In my machine, I have 8 processors, so if we run the code above with ten transactions it should take at least 2 seconds:
```java
The operation took 2030 ms
Categories are: [Category{category='Category_1'},
Category{category='Category_2'},
Category{category='Category_3'},
Category{category='Category_4'},
Category{category='Category_5'},
Category{category='Category_6'},
Category{category='Category_7'},
Category{category='Category_8'},
Category{category='Category_9'},
Category{category='Category_10'}]
```
We see that the operation took 2030 ms, as predicted. Can we do something to increase the performance of our application even more? YES!

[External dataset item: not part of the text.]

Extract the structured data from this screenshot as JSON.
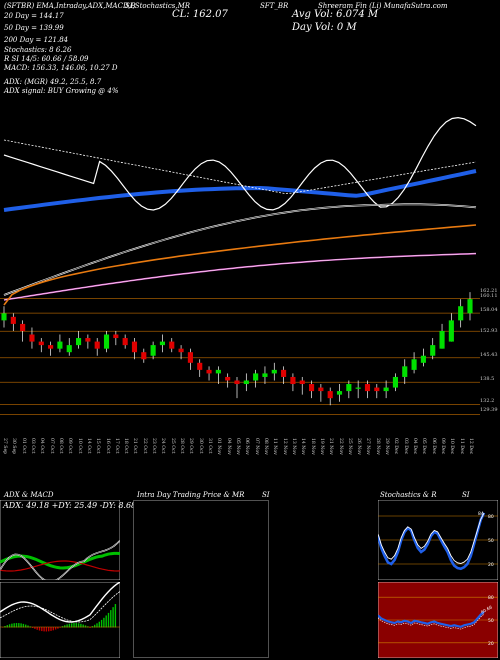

### Increasing Performance Using `CompletableFuture`
Now will refactor our client application to take advantage of `CompletableFuture`:
```java
public class Demo {
public static void main(String[] args) {
Executor executor = Executors.newFixedThreadPool(10);
long start = System.currentTimeMillis();
var futureCategories = Stream.of(
new Transaction("1", "description 1"),
new Transaction("2", "description 2"),
new Transaction("3", "description 3"),
new Transaction("4", "description 4"),
new Transaction("5", "description 5"),
new Transaction("6", "description 6"),
new Transaction("7", "description 7"),
new Transaction("8", "description 8"),
new Transaction("9", "description 9"),
new Transaction("10", "description 10")
)
.map(transaction -> CompletableFuture.supplyAsync(
() -> CategorizationService.categorizeTransaction(transaction), executor)
)
.collect(toList());
var categories = futureCategories.stream()
.map(CompletableFuture::join)
.collect(toList());
long end = System.currentTimeMillis();
System.out.printf("The operation took %s ms%n", end - start);
System.out.println("Categories are: " + categories);
}
}
```
Our client application is trying to call the categorization service by using the method `supplyAsync()` that takes as arguments a `Supplier` and an `Executor`. Here we can now pass a custom `Executor` with a pool of ten threads to make the computation finish even faster than before.
With 10 threads, we expect that the operation should take around one second. Indeed, the output confirms the expected result :
```java
The operation took 1040 ms
Categories are: [Category{category='Category_1'},
Category{category='Category_2'},
Category{category='Category_3'},
Category{category='Category_4'},
Category{category='Category_5'},
Category{category='Category_6'},
Category{category='Category_7'},
Category{category='Category_8'},
Category{category='Category_9'},
Category{category='Category_10'}]
```
## Conclusion
In this article, we learned how to use the `Future` interface in Java and its limitations. We learned how to overcome these limitations by using the `CompletableFuture` class. After that, we analyzed a demo application, and step by step using the potential offered by `CompletableFuture` we refactored it for better performance.